Les effets sur les systèmes de mémoire dans la maladie d’Alzheimer

1. Amnésie antérograde et rétrograde

L’amnésie est un des symptômes principaux de la maladie d’Alzheimer.
On peut distinguer 2 types d’amnésies:

A. L’amnésie Antérograde:
Il s’agit d’une difficulté importante ou d’une impossibilité à enregistrer toute nouvelle information.
On parle également d’un oubli à mesure. Cette amnésie est d’apparition précoce dans la maladie d’Alzheimer et représente un sérieux handicap dans la vie quotidienne. Ainsi le malade peut ne plus se rappeler ce qu’il vient de faire. Il oublie par exemple, ce qu’il a mangé à midi. Il peut également oublier une visite que vous venez de lui faire, et ainsi, vous reprocher de ne jamais venir.

B. L’amnésie rétrograde:
Il s’agit d’une difficulté importante ou d’une impossibilité à se remémorer les épisodes du passé.
Par exemple, une personne suite à un accident de la route peut être incapable de décrire la situation qui a précédé l’accident. Elle a oublié les quelques minutes qui se sont déroulées avant le choc. Cette amnésie rétrograde est présente dans la maladie d’Alzheimer. Le gradient temporel évolue très souvent avec la gravité de la maladie. Ainsi, la personne conserve ses souvenirs de jeunesse, en revanche, elle peut être incapable de vous dire ce qu’elle a fait après avoir pris sa retraite. On explique alors certains comportements vécus de façon douloureuse par les proches, comme le fait de ne pas se souvenir de ses petits enfants ou arrières petits enfants. Un malade peut également vouloir rentrer chez ses parents car il ne conserve plus le souvenir de leur décès, ni d’avoir lui-même fondé une famille.

C. Quelles sont les conduites à tenir face à ses oublis?

Il est souhaitable de ne pas poser de questions qui mettent en jeux la mémoire récente (Par exemples: qu’est ce que tu as fait aujourd’hui? Qui a téléphoné? Etc.). Le malade a en effet, de grosses difficultés à répondre et se retrouve ainsi en échec. Ces échecs trop souvent répétés entraînent un repli sur soi, ou bien une conduite agressive. Il est plus judicieux de solliciter la personne atteinte sur son passé lointain, son enfance. Ces épisodes de vie sont généralement, les mieux conservés. Le malade est en terrain connu, il peut répondre, et se sent valorisé.

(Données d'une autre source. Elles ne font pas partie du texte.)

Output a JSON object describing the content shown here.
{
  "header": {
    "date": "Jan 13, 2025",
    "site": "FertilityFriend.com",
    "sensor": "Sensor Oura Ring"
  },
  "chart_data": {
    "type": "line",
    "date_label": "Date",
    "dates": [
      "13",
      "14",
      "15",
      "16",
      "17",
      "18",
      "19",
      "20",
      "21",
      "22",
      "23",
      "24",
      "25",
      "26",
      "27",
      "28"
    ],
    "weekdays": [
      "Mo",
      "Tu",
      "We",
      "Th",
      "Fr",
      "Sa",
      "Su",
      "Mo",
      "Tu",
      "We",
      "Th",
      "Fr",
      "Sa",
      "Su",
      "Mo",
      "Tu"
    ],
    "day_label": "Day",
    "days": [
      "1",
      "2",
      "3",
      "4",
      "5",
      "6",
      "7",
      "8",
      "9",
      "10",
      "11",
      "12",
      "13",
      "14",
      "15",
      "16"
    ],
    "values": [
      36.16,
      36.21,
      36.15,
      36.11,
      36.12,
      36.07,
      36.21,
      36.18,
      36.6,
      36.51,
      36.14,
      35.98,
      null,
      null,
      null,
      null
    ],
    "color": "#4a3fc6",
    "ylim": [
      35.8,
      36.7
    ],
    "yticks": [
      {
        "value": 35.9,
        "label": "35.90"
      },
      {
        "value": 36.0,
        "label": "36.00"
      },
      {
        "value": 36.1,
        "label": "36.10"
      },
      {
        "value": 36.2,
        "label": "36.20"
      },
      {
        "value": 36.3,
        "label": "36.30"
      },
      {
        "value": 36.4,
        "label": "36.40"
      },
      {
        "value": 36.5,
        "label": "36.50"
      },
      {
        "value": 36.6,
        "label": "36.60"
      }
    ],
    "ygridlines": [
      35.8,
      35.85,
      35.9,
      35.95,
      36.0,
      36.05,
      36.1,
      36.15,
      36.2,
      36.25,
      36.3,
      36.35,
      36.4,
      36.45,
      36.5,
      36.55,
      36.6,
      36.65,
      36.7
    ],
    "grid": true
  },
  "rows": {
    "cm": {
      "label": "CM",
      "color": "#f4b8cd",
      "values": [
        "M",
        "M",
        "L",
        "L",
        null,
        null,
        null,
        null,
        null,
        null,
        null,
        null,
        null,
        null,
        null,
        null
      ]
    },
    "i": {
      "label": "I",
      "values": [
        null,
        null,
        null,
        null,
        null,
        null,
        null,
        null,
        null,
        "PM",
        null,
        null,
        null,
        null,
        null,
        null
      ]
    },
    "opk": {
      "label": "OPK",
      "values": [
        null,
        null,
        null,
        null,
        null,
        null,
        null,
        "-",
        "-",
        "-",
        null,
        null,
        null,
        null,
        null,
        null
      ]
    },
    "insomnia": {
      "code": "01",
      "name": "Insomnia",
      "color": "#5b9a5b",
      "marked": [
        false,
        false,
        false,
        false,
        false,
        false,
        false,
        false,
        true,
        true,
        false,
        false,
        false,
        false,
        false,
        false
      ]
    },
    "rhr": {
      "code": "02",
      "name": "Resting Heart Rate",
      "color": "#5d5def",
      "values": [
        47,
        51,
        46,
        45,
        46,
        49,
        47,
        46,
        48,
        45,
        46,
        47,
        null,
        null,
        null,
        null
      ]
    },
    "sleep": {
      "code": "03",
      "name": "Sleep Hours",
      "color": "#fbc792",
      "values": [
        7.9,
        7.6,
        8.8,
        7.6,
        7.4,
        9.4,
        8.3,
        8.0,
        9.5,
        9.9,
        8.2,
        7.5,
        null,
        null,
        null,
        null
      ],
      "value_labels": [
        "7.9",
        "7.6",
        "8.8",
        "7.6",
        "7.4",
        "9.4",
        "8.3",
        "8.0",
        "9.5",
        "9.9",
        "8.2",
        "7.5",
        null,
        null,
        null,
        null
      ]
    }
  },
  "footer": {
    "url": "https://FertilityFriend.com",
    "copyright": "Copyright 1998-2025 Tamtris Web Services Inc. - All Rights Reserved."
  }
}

2. Processus de création du souvenir

La mémoire à long terme obéit à 3 grands processus: L’encodage, le stockage et la restitution.

A. L’encodage
L'encodage vise à donner un sens à la chose à remémorer. Par exemple, le mot "citron" peut être encodé de la manière suivante : fruit, rond, jaune. Si ce mot n'est pas spontanément restitué, l'évocation d'un indice issu de l'encodage (par exemple : fruit) permettra de le retrouver. De la profondeur de l'encodage, donc de l'organisation des données, dépendra l'efficacité de la récupération. L’encodage dépend également du contexte émotionnel. Les événements à forte potentialité affective sont généralement mieux encodés. Les plus anodins le sont beaucoup moins. Ainsi, je me souviens d’avantage de mon mariage, datant pourtant d’une dizaine d’années, que de la robe que portait ma voisine de palier il y’a 10 jours. Les intérêts personnels ont également leur importance. De ce fait, étant éleveur de bétail, je me souviens d’avantage des bêtes exposées au dernier salon de l’agriculture que mon cousin Charles qui a toujours vécu en ville et qui exerce la profession d’avocat. Enfin les connaissances préalables et les souvenirs sont des facteurs favorisant l’encodage (Ex: Oui je me rappel bien de Suzanne, c’est elle qui ressemble beaucoup à ma tante Angèle.).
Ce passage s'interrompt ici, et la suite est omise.